The heavy rains were finished. The clouds parted, the sun set lemon and violet. The lake and its mysterious wooded island became silhouettes — and the music made us cry and cheer and stamp our feet. There were four encores.
Beside me, a French student; behind me explained the films in London Italian. I heard the soft lisp of Greek and Spanish too while we sipped our Pimms at the interval.
Mars came out, then Jupiter. The sky turned ultramarine.
It felt elegiac — 60 years of Morricone’s work — and it turned out to be so.
I’m not so surprised by the outcome of the EU Referendum, but I am shocked. (For more on the chart, click here.) I hoped the nation would choose more wisely. I had hoped that the Pluto rising in the exit poll chart for yesterday’s Referendum meant transformation not “zombie apocalypse”, but this morning it seems as if England and Wales have chosen Nigel Farage and Boris Johnson’s lies.
This result has left me asking whether as a nation, we have free will, or whether the result was inevitable.
On a personal level, astrology is not fixed, but provides a structure of potential stories. We can make better choices working with the planets. Astrology helps us to deeper, more complex self-knowledge as individuals. We should be able to do the same as nations; as a human family. Many astrologers believe that we are “evolving” as humans, but in the current climate, you have to wonder.

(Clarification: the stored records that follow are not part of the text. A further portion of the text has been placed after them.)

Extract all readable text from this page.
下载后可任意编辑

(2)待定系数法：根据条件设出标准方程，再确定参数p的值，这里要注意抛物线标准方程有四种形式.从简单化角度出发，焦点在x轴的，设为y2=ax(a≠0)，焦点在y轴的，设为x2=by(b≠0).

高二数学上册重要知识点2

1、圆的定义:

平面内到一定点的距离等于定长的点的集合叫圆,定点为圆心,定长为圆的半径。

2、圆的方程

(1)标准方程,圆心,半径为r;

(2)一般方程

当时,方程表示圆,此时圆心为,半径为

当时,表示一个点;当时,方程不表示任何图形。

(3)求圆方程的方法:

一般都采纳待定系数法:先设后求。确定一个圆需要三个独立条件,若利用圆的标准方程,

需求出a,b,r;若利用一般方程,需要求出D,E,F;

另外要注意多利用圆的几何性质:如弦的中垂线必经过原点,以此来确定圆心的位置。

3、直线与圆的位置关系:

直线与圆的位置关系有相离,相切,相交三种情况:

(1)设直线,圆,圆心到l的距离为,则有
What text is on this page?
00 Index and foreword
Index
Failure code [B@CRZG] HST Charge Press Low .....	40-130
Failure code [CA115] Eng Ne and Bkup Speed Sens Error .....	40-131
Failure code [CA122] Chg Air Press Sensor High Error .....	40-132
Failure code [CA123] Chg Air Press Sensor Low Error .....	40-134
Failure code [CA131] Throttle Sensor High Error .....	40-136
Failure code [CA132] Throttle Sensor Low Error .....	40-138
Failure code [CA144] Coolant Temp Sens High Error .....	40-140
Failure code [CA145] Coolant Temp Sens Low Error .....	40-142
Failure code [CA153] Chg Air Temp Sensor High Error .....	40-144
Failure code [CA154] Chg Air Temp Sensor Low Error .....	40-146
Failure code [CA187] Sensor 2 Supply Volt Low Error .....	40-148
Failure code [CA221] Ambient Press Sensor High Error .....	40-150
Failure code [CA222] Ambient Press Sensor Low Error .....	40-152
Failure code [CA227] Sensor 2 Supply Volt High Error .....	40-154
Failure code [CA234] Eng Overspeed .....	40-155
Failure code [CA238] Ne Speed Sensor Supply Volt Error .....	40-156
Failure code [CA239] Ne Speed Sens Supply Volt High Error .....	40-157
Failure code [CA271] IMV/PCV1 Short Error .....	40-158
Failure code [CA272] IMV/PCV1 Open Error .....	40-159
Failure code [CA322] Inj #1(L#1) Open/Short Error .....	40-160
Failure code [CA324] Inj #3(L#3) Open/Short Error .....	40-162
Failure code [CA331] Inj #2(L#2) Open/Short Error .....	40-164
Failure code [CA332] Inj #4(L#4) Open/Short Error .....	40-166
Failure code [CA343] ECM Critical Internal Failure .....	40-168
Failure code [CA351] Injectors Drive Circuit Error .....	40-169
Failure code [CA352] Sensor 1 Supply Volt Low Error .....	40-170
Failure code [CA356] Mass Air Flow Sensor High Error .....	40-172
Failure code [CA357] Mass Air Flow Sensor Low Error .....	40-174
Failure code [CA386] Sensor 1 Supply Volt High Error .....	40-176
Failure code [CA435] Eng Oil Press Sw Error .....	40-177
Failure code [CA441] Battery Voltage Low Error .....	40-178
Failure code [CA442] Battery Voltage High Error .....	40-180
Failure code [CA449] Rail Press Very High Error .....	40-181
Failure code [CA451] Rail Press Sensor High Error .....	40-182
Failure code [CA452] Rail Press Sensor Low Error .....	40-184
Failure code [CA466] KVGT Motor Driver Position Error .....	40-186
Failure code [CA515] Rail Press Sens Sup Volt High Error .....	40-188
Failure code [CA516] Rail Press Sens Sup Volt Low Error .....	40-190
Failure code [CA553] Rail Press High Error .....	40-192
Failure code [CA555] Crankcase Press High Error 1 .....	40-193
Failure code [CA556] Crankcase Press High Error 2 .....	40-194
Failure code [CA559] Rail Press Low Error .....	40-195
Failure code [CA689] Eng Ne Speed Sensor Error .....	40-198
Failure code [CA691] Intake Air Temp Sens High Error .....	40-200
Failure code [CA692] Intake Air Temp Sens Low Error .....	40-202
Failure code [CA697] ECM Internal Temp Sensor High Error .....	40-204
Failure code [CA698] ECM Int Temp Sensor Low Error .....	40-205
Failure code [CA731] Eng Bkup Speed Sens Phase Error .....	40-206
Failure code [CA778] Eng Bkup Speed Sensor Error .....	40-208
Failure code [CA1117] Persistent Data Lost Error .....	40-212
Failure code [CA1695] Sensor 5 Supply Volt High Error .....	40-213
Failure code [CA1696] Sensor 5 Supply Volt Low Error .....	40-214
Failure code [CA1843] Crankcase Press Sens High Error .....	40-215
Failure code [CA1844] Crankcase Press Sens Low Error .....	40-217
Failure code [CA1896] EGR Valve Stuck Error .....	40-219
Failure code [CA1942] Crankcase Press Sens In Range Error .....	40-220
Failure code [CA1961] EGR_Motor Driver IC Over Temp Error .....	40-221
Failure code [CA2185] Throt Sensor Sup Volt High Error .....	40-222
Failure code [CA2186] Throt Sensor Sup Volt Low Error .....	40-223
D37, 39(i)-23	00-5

The failure of political leadership here, and in the EU, has brought us to this point, to a decision that damages our children’s futures. It is clear that the UK is now potentially in freefall. I wrote in the previous post that the worst case scenario is a break up of this island union and indeed Scottish leader Nicola Sturgeon has just said Scotland will be organising another referendum. But there is an even more horrible prospect, the return to a fragmented Europe. Elizabeth Hathaway makes this point in the comments on the previous post.
It’s been evident for a long time that radical change was inevitable, but did it have to be like this?